Freedom, Confinement and Disguise: An Interview with Barbara Guest

Catherine Wagner


I met and interviewed Barbara Guest in Berkeley in November, 1996, when I was a graduate student; Donald Revell, who was my teacher and who knew I loved her work, had asked me to interview her for Colorado Review. Barbara would have been about 76. She kindly picked me up at the BART station and took me for a driving tour of Berkeley, where I’d never been. She pointed out the plane trees on campus—I asked to see them because they were mentioned so often in Quill, Solitary Apparition, then her most recent book (her Selected Poems had come out recently as well).

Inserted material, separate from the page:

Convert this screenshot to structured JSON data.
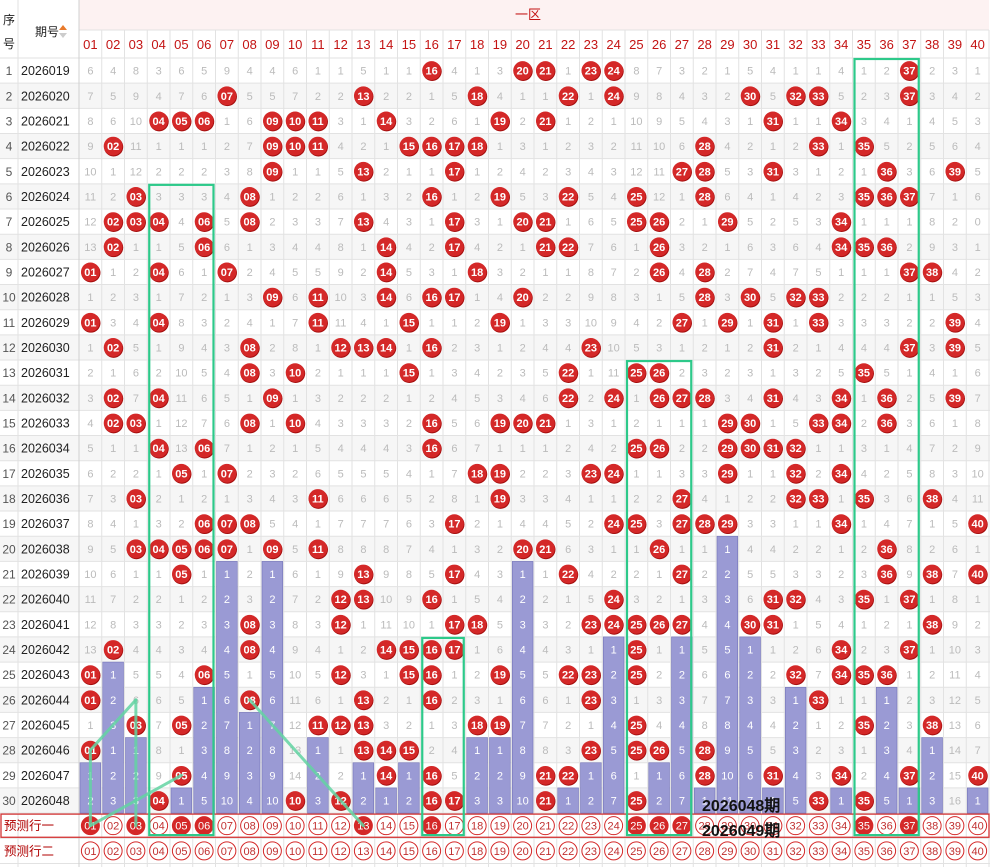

We turned on the tape recorder when we arrived at her little house in Berkeley. Barbara sat near a wooden spiral staircase in a blue chair that matched her very blue eyes. I was practically shaking with fear during the interview; she was queenly and occasionally (gently) impatient with my questions. She took me out to dinner at an Indian restaurant where I was impressed (I’d been living in Salt Lake City) by paintings of bare-breasted goddesses on the walls. I remember feeling very warm toward her at dinner. I didn’t realize at the time that the interview had probably made her nervous, too; her queenliness vanished at dinner and all my fear left me. She told me stories about New York in the fifties and sixties, about her financial struggles and the masculine culture of the time and the artists and writers she’d known; I have a terrible memory for conversation and I wish I’d written everything down afterward. She gossiped happily and asked me questions about my own writing, and her kindness and anecdotes and encouragements: “Oh, you must get in touch with so-and-so! Don’t be scared of him, he’s very kind”—gave me a sense of a world of poets who supported one another.

When I sent Barbara the transcript to look over, what she returned surprised me: she altered passages and cut the whole from fourteen single-spaced pages down to three. (I was disappointed because I had looked forward to a larger multiple of the five dollars per page Colorado Review paid.) The version published in Colorado Review (Spring 1997) is more of a Barbara Guest poem than an interview; it’s very lovely and its careful obliqueness bears little resemblance to the below, in which I kept pushing her to explain herself and she resisted, at times explicitly. She was a terribly elegant person and poet and an articulate speaker, but she wasn’t an elegant explainer: explanations require restrictive linearities that can lead to contradictions when you’re talking about something as mysterious as poetry. I think the effort to be linear felt inaccurate to her and irritated her, so she made a poem out of our interview. I hope she wouldn’t mind my sharing the original object in its associative and productive messiness.